This invention relates to a comparison type dimension measuring method using a laser beam in a microscope system in which the dimensions of a fine pattern such as an IC pattern which has concave and convex parts are measured through comparison with reference dimensions, and to an apparatus for practicing the method.
Heretofore, an absolute measurement method or a comparison measurement method has been employed to measure the dimension between the edges of a concave or convex part of a fine pattern. In the absolute measurement method, a microscope system and a stage on which a specimen is mounted are moved relative to each other in two dimensions. The microscope provides a laser beam so that the edges of the concave or convex part are detected from the laser beam reflected from the part. The movement of the stage with respect to the microscope system, i.e., the distance between the edges of the concave or convex part, is measured by a high-accuracy dimension measuring unit such as a laser interference distance measuring unit.
In the absolute measurement method, the resultant measurement is sufficiently high in accuracy if the distance measuring unit used is high in accuracy. However, the method requires an expensive absolute scale such as the above-described laser interference distance measuring unit, and therefore it is unavoidable that an apparatus for practicing the method is very expensive to manufacture.
On the other hand, a comparison type dimension measuring unit is relatively inexpensive.
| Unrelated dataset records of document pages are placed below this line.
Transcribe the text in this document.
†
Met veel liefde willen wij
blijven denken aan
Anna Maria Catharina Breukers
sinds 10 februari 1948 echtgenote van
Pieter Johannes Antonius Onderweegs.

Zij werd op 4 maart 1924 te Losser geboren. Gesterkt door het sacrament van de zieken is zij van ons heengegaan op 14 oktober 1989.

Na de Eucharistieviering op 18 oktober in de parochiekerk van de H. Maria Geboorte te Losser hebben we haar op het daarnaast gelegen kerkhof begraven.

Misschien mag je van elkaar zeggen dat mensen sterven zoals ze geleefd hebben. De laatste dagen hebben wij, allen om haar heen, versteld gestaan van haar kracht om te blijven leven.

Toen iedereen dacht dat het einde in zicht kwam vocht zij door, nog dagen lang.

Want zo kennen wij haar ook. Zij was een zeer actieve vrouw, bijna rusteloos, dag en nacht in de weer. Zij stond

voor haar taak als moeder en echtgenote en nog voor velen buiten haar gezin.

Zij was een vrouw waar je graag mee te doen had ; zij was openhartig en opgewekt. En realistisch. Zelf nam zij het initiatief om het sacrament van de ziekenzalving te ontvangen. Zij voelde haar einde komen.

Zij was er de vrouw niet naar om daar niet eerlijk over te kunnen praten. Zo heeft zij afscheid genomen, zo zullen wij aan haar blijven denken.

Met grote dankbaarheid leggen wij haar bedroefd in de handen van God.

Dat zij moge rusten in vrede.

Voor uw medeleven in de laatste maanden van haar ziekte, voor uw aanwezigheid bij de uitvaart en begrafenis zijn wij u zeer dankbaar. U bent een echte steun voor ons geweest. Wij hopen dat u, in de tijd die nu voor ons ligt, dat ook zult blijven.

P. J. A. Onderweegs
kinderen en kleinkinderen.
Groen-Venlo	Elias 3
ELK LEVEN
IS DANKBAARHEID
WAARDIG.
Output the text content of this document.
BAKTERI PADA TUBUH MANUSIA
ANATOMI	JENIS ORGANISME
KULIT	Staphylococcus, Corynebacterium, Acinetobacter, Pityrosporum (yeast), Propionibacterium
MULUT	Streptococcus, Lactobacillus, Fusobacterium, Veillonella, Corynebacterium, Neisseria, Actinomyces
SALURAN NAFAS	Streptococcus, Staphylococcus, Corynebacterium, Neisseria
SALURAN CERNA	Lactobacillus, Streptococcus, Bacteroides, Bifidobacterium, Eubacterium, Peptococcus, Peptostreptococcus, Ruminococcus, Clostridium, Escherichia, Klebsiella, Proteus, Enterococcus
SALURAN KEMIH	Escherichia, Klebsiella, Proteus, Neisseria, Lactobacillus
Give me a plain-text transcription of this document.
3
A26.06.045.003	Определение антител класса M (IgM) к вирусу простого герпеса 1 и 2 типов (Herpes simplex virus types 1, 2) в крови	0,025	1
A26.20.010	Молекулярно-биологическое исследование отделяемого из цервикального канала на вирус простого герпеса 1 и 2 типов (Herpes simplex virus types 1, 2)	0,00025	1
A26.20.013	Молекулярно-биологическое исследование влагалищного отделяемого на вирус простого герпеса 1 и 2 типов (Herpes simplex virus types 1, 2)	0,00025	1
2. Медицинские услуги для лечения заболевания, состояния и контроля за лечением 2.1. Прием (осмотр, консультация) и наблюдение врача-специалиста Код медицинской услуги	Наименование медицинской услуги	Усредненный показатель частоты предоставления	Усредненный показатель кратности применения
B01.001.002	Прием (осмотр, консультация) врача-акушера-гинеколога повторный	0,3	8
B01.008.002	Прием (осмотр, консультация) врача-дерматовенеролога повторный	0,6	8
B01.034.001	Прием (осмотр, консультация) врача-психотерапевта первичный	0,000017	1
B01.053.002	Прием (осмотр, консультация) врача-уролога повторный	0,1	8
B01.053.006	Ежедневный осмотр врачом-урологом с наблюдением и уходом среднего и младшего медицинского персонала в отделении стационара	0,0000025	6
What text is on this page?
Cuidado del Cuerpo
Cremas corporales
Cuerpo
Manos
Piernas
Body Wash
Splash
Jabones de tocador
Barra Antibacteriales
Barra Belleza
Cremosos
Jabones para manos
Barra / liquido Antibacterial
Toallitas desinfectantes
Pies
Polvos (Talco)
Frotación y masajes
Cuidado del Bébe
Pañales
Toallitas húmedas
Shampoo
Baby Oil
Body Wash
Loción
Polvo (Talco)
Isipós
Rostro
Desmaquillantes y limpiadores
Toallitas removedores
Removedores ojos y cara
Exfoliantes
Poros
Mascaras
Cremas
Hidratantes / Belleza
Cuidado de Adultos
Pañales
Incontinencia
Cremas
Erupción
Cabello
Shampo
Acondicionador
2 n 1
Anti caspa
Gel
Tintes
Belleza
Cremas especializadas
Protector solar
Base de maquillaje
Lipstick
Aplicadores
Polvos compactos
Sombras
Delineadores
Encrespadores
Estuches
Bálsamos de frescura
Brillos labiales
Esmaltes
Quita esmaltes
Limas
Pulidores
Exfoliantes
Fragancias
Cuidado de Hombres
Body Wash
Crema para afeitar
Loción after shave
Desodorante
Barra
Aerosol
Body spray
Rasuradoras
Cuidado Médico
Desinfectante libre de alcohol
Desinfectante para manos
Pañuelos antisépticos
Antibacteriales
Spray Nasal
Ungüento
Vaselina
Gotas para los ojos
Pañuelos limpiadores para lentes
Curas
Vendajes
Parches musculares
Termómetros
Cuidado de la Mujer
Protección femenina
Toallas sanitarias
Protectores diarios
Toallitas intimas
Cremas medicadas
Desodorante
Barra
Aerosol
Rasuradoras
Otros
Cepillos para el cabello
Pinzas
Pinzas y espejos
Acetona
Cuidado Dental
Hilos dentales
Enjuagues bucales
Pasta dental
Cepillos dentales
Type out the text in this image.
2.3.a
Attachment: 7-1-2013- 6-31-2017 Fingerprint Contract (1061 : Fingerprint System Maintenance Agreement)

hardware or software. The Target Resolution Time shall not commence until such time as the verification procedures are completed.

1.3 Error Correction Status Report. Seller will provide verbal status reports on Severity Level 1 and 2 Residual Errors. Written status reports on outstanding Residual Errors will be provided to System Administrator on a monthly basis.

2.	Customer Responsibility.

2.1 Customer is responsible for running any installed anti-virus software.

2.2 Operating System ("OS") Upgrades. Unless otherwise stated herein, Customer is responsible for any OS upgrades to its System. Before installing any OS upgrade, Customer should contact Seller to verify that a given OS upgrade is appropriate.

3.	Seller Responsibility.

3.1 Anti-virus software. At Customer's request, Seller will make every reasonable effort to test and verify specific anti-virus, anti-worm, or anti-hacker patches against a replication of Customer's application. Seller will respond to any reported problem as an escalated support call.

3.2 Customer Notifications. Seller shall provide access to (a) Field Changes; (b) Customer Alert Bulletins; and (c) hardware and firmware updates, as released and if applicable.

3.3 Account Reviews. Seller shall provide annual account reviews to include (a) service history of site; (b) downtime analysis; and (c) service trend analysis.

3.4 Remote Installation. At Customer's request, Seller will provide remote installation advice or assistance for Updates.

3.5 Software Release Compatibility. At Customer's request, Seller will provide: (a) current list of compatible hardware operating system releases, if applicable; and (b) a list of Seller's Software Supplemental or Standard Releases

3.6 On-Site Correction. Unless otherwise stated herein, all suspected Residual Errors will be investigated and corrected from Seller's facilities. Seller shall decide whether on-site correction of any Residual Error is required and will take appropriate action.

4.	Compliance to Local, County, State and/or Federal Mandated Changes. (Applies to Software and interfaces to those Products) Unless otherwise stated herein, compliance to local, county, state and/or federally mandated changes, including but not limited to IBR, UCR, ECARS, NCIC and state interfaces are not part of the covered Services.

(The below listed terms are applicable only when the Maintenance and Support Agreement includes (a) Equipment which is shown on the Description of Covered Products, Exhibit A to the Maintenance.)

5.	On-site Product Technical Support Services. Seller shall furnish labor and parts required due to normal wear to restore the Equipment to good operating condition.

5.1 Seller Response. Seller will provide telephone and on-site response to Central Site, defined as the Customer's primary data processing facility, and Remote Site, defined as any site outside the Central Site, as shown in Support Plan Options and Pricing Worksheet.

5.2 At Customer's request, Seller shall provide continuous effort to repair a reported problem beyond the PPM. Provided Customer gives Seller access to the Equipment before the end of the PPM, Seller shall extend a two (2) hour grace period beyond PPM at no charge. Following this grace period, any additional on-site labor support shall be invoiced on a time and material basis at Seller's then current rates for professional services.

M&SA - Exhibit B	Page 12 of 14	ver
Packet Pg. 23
However, it lacks sufficiently high measurement accuracy. For instance a method is known in the art in which an image enlarged by a microscope system is subjected to optical image slit scanning to effect the measurement. In another method, the enlarged image is applied to a television camera so that it is converted to a video signal for measurement. In the case when the pattern of an IC wafer or the like is imaged, the resultant optical image is low in contrast. Accordingly, in this case, it is difficult for the two methods to obtain photoelectric signals with a high S/N ratio. If an image pickup tube is employed for the television camera, the measurement accuracy is lowered by the image distortion which is inherent with this tube. In the case of a solid state camera using two-dimensional CCD's, the image distortion can be prevented, but it is impossible to perform highly accurate measurement because of the low measurement resolution.